Es ist wohl die schlimmste Nachricht, die Eltern zu hören bekommen können. Das eigene Kind ist unheilbar krank und wird sterben. Was macht man dann? Wie schafft man es, dem Kind das restliche Leben trotzdem so würdig und auch lebenswert wie möglich zu gestalten? Wie zerbricht man nicht selbst daran? Hilfe bietet Betroffenen das Kinderhospiz Sternenzelt an. Der gemeinnützige Verein hat es sich zur Aufgabe gemacht hat, Familien mit lebensbedrohlich erkrankten Kindern zu entlasten wie auch Trauerarbeit zu leisten.
Nun hat der Verein zu einem Pressegespräch in die Geschäftsstelle in der Bahnhofstraße in Marktheidenfeld geladen. Anlass ist ein geplanter Anbau. Denn schon seit 13 Jahren hat der Verein im ehemaligen Verwaltungsgebäude der früheren Ziegelei Meindl sein Quartier gefunden. Es fehlen aber Räume zur Begegnung, wie stellvertretender Vorsitzender Thomas Stähler und Dagmar Pfeuffer, Leiterin des ambulanten Dienstes, betonen.

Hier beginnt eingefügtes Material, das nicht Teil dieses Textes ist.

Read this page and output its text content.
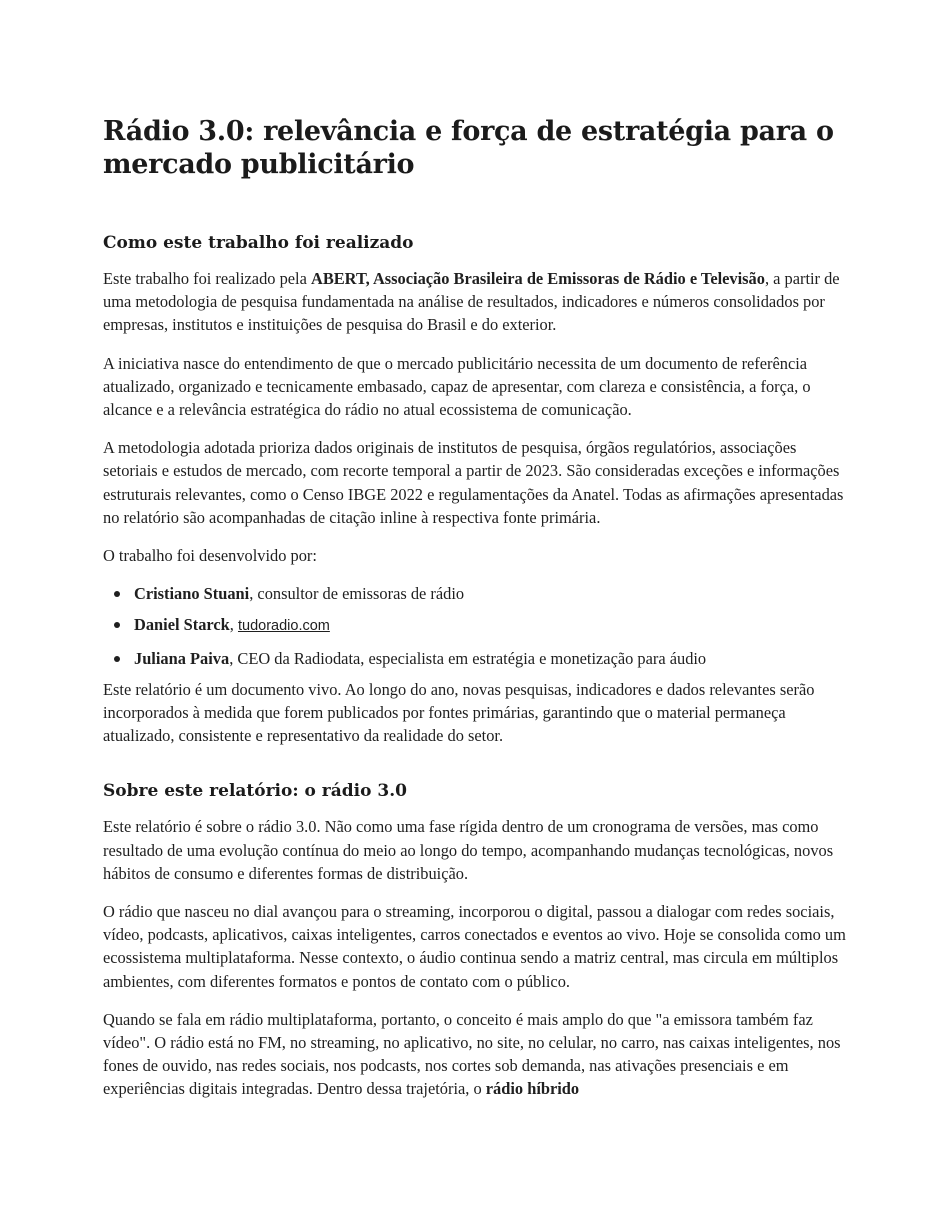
Rádio 3.0: relevância e força de estratégia para o mercado publicitário
Como este trabalho foi realizado

Este trabalho foi realizado pela ABERT, Associação Brasileira de Emissoras de Rádio e Televisão, a partir de uma metodologia de pesquisa fundamentada na análise de resultados, indicadores e números consolidados por empresas, institutos e instituições de pesquisa do Brasil e do exterior.

A iniciativa nasce do entendimento de que o mercado publicitário necessita de um documento de referência atualizado, organizado e tecnicamente embasado, capaz de apresentar, com clareza e consistência, a força, o alcance e a relevância estratégica do rádio no atual ecossistema de comunicação.

A metodologia adotada prioriza dados originais de institutos de pesquisa, órgãos regulatórios, associações setoriais e estudos de mercado, com recorte temporal a partir de 2023. São consideradas exceções e informações estruturais relevantes, como o Censo IBGE 2022 e regulamentações da Anatel. Todas as afirmações apresentadas no relatório são acompanhadas de citação inline à respectiva fonte primária.

O trabalho foi desenvolvido por:

Cristiano Stuani, consultor de emissoras de rádio
Daniel Starck, tudoradio.com
Juliana Paiva, CEO da Radiodata, especialista em estratégia e monetização para áudio

Este relatório é um documento vivo. Ao longo do ano, novas pesquisas, indicadores e dados relevantes serão incorporados à medida que forem publicados por fontes primárias, garantindo que o material permaneça atualizado, consistente e representativo da realidade do setor.

Sobre este relatório: o rádio 3.0

Este relatório é sobre o rádio 3.0. Não como uma fase rígida dentro de um cronograma de versões, mas como resultado de uma evolução contínua do meio ao longo do tempo, acompanhando mudanças tecnológicas, novos hábitos de consumo e diferentes formas de distribuição.

O rádio que nasceu no dial avançou para o streaming, incorporou o digital, passou a dialogar com redes sociais, vídeo, podcasts, aplicativos, caixas inteligentes, carros conectados e eventos ao vivo. Hoje se consolida como um ecossistema multiplataforma. Nesse contexto, o áudio continua sendo a matriz central, mas circula em múltiplos ambientes, com diferentes formatos e pontos de contato com o público.

Quando se fala em rádio multiplataforma, portanto, o conceito é mais amplo do que "a emissora também faz vídeo". O rádio está no FM, no streaming, no aplicativo, no site, no celular, no carro, nas caixas inteligentes, nos fones de ouvido, nas redes sociais, nos podcasts, nos cortes sob demanda, nas ativações presenciais e em experiências digitais integradas. Dentro dessa trajetória, o rádio híbrido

Der größte Wunsch eines kranken Mädchens: Mit Schultüte eingeschult werden
Und wie genau hilft der Verein Betroffenen? Ausgebildete Familienbegleiter und -begleiterinnen besuchen die Familien zirka vier bis fünf Stunden in der Woche. "52 haben wir derzeit, 30 sind im Dienst", sagt Pfeuffer. Die Hilfe erfolgt in Absprache mit den Eltern. "Manche brauchen Unterstützung für eine eigene Auszeit, manche wollen, dass sich um die Geschwisterkinder gekümmert wird, wiederum andere brauchen Hilfe in behördlichen Angelegenheiten." Nicht zu den Aufgaben gehört der Pflegedienst.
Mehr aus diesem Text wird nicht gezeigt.